Mr Curtis is highly successful in show business, which makes him above-averagely wealthy. According to my ecowealth theory, this puts hundreds of tons of CO2 on his conscience. According to my ecowealth theory, the only way to be green is to be poor, and that having lots of dosh makes you a prime gas-guzzler no matter how green your conscience is or how judiciously eco-friendly your consumer choices are. There is almost no way you can wriggle out of it if you have a pile of money. "Aha!" you say. "What about my lovely eco-home?" The problem with rich people going green is that the money they spend so eco-wisely is suddenly no longer theirs to control. You can’t dictate to your builders, plumbers, architects and cleaners whether they spend it on cheap Ryanair flights or locally grown organic carrots. And where did this wealth come from in the first place?

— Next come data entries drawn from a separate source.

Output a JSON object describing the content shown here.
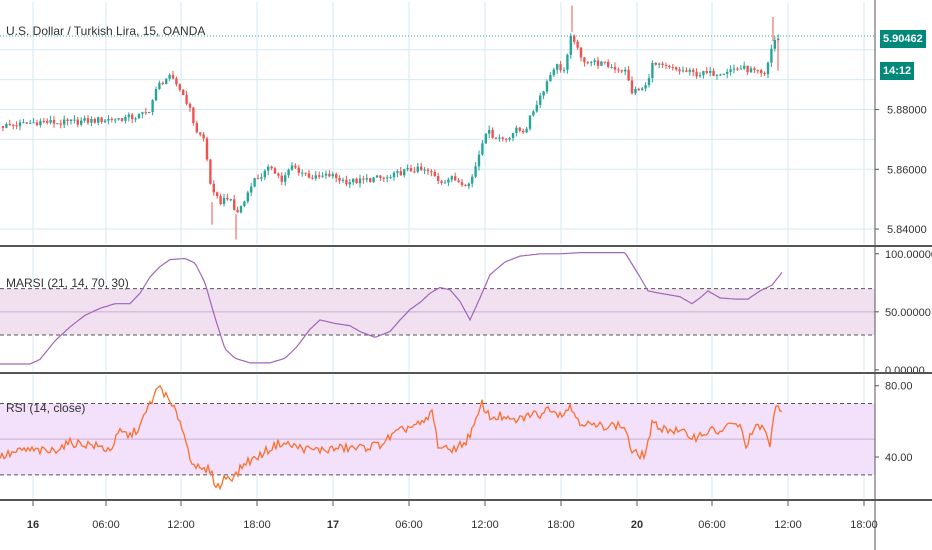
{
  "colors": {
    "up": "#26a69a",
    "down": "#ef5350",
    "marsi_line": "#a066b8",
    "marsi_band": "#f0e0f0",
    "rsi_line": "#ff6d2a",
    "rsi_band": "#f3e1fb",
    "last_price_line": "#26a69a",
    "grid": "#d6eaf0",
    "separator": "#555555",
    "axis_text": "#333333"
  },
  "chart_data": [
    {
      "type": "candlestick",
      "title": "U.S. Dollar / Turkish Lira, 15, OANDA",
      "last_price_label": "5.90462",
      "countdown_label": "14:12",
      "last_price": 5.90462,
      "ylim": [
        5.835,
        5.916
      ],
      "y_ticks": [
        5.84,
        5.86,
        5.88
      ],
      "y_tick_labels": [
        "5.84000",
        "5.86000",
        "5.88000"
      ],
      "grid": true,
      "keypoints": [
        [
          0,
          5.8745
        ],
        [
          20,
          5.875
        ],
        [
          40,
          5.876
        ],
        [
          60,
          5.8755
        ],
        [
          80,
          5.876
        ],
        [
          100,
          5.8765
        ],
        [
          120,
          5.877
        ],
        [
          135,
          5.8775
        ],
        [
          148,
          5.879
        ],
        [
          158,
          5.888
        ],
        [
          168,
          5.891
        ],
        [
          178,
          5.888
        ],
        [
          188,
          5.882
        ],
        [
          196,
          5.873
        ],
        [
          204,
          5.87
        ],
        [
          212,
          5.852
        ],
        [
          220,
          5.849
        ],
        [
          228,
          5.851
        ],
        [
          236,
          5.845
        ],
        [
          244,
          5.849
        ],
        [
          252,
          5.856
        ],
        [
          262,
          5.858
        ],
        [
          272,
          5.861
        ],
        [
          282,
          5.856
        ],
        [
          292,
          5.861
        ],
        [
          302,
          5.859
        ],
        [
          315,
          5.857
        ],
        [
          330,
          5.858
        ],
        [
          345,
          5.856
        ],
        [
          360,
          5.856
        ],
        [
          375,
          5.857
        ],
        [
          390,
          5.857
        ],
        [
          400,
          5.859
        ],
        [
          415,
          5.86
        ],
        [
          430,
          5.859
        ],
        [
          440,
          5.856
        ],
        [
          450,
          5.857
        ],
        [
          460,
          5.856
        ],
        [
          470,
          5.855
        ],
        [
          478,
          5.864
        ],
        [
          485,
          5.873
        ],
        [
          495,
          5.871
        ],
        [
          505,
          5.87
        ],
        [
          515,
          5.873
        ],
        [
          525,
          5.873
        ],
        [
          535,
          5.881
        ],
        [
          545,
          5.888
        ],
        [
          555,
          5.895
        ],
        [
          565,
          5.893
        ],
        [
          572,
          5.906
        ],
        [
          580,
          5.897
        ],
        [
          592,
          5.896
        ],
        [
          605,
          5.895
        ],
        [
          615,
          5.894
        ],
        [
          625,
          5.893
        ],
        [
          632,
          5.886
        ],
        [
          645,
          5.887
        ],
        [
          652,
          5.895
        ],
        [
          665,
          5.894
        ],
        [
          680,
          5.893
        ],
        [
          695,
          5.892
        ],
        [
          710,
          5.892
        ],
        [
          725,
          5.893
        ],
        [
          740,
          5.894
        ],
        [
          752,
          5.893
        ],
        [
          765,
          5.891
        ],
        [
          773,
          5.903
        ],
        [
          780,
          5.904
        ]
      ]
    },
    {
      "type": "line",
      "title": "MARSI (21, 14, 70, 30)",
      "ylim": [
        -1,
        105
      ],
      "y_ticks": [
        0,
        50,
        100
      ],
      "y_tick_labels": [
        "0.00000",
        "50.00000",
        "100.00000"
      ],
      "band": [
        30,
        70
      ],
      "series": [
        {
          "name": "MARSI",
          "keypoints": [
            [
              0,
              5
            ],
            [
              30,
              5
            ],
            [
              40,
              9
            ],
            [
              55,
              25
            ],
            [
              70,
              37
            ],
            [
              85,
              47
            ],
            [
              100,
              53
            ],
            [
              115,
              57
            ],
            [
              130,
              57
            ],
            [
              140,
              66
            ],
            [
              150,
              80
            ],
            [
              160,
              89
            ],
            [
              170,
              95
            ],
            [
              185,
              96
            ],
            [
              195,
              92
            ],
            [
              205,
              75
            ],
            [
              215,
              45
            ],
            [
              225,
              18
            ],
            [
              235,
              10
            ],
            [
              250,
              6
            ],
            [
              270,
              6
            ],
            [
              285,
              10
            ],
            [
              297,
              20
            ],
            [
              310,
              35
            ],
            [
              320,
              43
            ],
            [
              335,
              40
            ],
            [
              350,
              38
            ],
            [
              360,
              33
            ],
            [
              375,
              28
            ],
            [
              390,
              33
            ],
            [
              400,
              43
            ],
            [
              410,
              52
            ],
            [
              420,
              58
            ],
            [
              430,
              66
            ],
            [
              440,
              71
            ],
            [
              450,
              69
            ],
            [
              460,
              59
            ],
            [
              470,
              43
            ],
            [
              480,
              62
            ],
            [
              490,
              82
            ],
            [
              505,
              93
            ],
            [
              520,
              98
            ],
            [
              540,
              100
            ],
            [
              560,
              100
            ],
            [
              580,
              101
            ],
            [
              600,
              101
            ],
            [
              625,
              101
            ],
            [
              640,
              80
            ],
            [
              648,
              68
            ],
            [
              660,
              66
            ],
            [
              680,
              63
            ],
            [
              692,
              57
            ],
            [
              700,
              62
            ],
            [
              708,
              68
            ],
            [
              720,
              62
            ],
            [
              735,
              61
            ],
            [
              748,
              61
            ],
            [
              760,
              68
            ],
            [
              772,
              73
            ],
            [
              782,
              84
            ]
          ]
        }
      ]
    },
    {
      "type": "line",
      "title": "RSI (14, close)",
      "ylim": [
        17,
        86
      ],
      "y_ticks": [
        40,
        80
      ],
      "y_tick_labels": [
        "40.00",
        "80.00"
      ],
      "band": [
        30,
        70
      ],
      "series": [
        {
          "name": "RSI",
          "keypoints": [
            [
              0,
              40
            ],
            [
              25,
              44
            ],
            [
              50,
              43
            ],
            [
              70,
              48
            ],
            [
              90,
              47
            ],
            [
              110,
              44
            ],
            [
              120,
              54
            ],
            [
              130,
              52
            ],
            [
              140,
              57
            ],
            [
              150,
              70
            ],
            [
              160,
              80
            ],
            [
              170,
              70
            ],
            [
              180,
              61
            ],
            [
              190,
              40
            ],
            [
              200,
              32
            ],
            [
              210,
              33
            ],
            [
              215,
              25
            ],
            [
              220,
              23
            ],
            [
              225,
              29
            ],
            [
              235,
              29
            ],
            [
              245,
              37
            ],
            [
              255,
              39
            ],
            [
              265,
              43
            ],
            [
              280,
              48
            ],
            [
              295,
              46
            ],
            [
              310,
              44
            ],
            [
              325,
              44
            ],
            [
              340,
              45
            ],
            [
              360,
              45
            ],
            [
              380,
              47
            ],
            [
              395,
              53
            ],
            [
              410,
              57
            ],
            [
              425,
              59
            ],
            [
              432,
              66
            ],
            [
              438,
              47
            ],
            [
              445,
              44
            ],
            [
              455,
              45
            ],
            [
              465,
              48
            ],
            [
              475,
              58
            ],
            [
              482,
              70
            ],
            [
              490,
              62
            ],
            [
              500,
              63
            ],
            [
              510,
              60
            ],
            [
              520,
              61
            ],
            [
              530,
              64
            ],
            [
              540,
              64
            ],
            [
              550,
              68
            ],
            [
              560,
              64
            ],
            [
              570,
              68
            ],
            [
              580,
              60
            ],
            [
              595,
              57
            ],
            [
              610,
              58
            ],
            [
              625,
              57
            ],
            [
              632,
              42
            ],
            [
              645,
              41
            ],
            [
              652,
              58
            ],
            [
              665,
              56
            ],
            [
              680,
              54
            ],
            [
              695,
              51
            ],
            [
              710,
              55
            ],
            [
              720,
              54
            ],
            [
              730,
              58
            ],
            [
              740,
              58
            ],
            [
              745,
              46
            ],
            [
              755,
              56
            ],
            [
              765,
              57
            ],
            [
              770,
              44
            ],
            [
              775,
              68
            ],
            [
              782,
              68
            ]
          ]
        }
      ]
    }
  ],
  "x_axis": {
    "ticks": [
      {
        "label": "16",
        "bold": true
      },
      {
        "label": "06:00",
        "bold": false
      },
      {
        "label": "12:00",
        "bold": false
      },
      {
        "label": "18:00",
        "bold": false
      },
      {
        "label": "17",
        "bold": true
      },
      {
        "label": "06:00",
        "bold": false
      },
      {
        "label": "12:00",
        "bold": false
      },
      {
        "label": "18:00",
        "bold": false
      },
      {
        "label": "20",
        "bold": true
      },
      {
        "label": "06:00",
        "bold": false
      },
      {
        "label": "12:00",
        "bold": false
      },
      {
        "label": "18:00",
        "bold": false
      }
    ]
  }
}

Every modern economy is built on abundant, practically free energy available to anyone who can lay their hands on a big drill and enough weapons to guard it. Even if your wealth has come from writing immensely popular sitcoms and films, it came to you from the coal, oil and gas that made the industrial revolution possible. Without it, there would be no technological miracles like television or the extra leisure time, warm homes and security enjoyed by the masses to watch it.

Here in the West, the masses have been preached at by their economic betters for 2,000 years, but the new wealthy ecological evangelists are even more starkly hypocritical than the Christian ones. Celebrity green campaigners, like the traditional Christians, seem to think that being a good person doesn’t count for anything. What counts is to be seen making a difference with their evangelical zeal. But this zeal is palpably not enough to save the planet, nor is it even necessarily relevant. The poor can be as ignorant about the environment as they like, because every single one of them is involuntarily greener than the greenest rich person. But the poor won’t inherit the kingdom of eco-heaven unless there’s one to inherit, and that can only happen if we agree on a carbon emissions ceiling for every individual on earth and we all promise to stay below it.

But to make it happen, we're going to have to elect governments who can enforce it. One potentially brilliant way to decrease carbon dioxide emissions might be to restrict the amount of fossil fuel national governments and corporations are dragging out of the ground. This is because once it's out, it’s sold to the highest bidder and converted into CO2 as quickly as possible. So far we haven’t done very well at limiting CO2 emissions, despite our best efforts, but we stand a much better chance of controlling the availability of the fossil fuel that makes it. If we leave it to individual consumers to use restraint, all that happens is that the price goes down and poorer consumers in poorer countries can afford to buy it instead. They urgently want what we’ve been enjoying for the last couple of centuries, so they’ll be delighted to be given the chance.

If there’s less carbon available to burn, less will be burnt. We’ll all be poorer, but we’ll have to take comfort in the thought that being poorer makes us greener. And if we’re all about as poor as each other, we needn’t starve or envy each other or arm ourselves to the teeth to protect our excess piles of money, and maybe we’ll all be happier for it.

If we can get to that stage, the world might be a fairer and above all cooler place to live in. But if we still find ourselves needing to punish the greedy bastards who spoil it for everyone else, let's gang up on them and stab their smug faces with sharpened eco-friendly sticks… just for a laugh.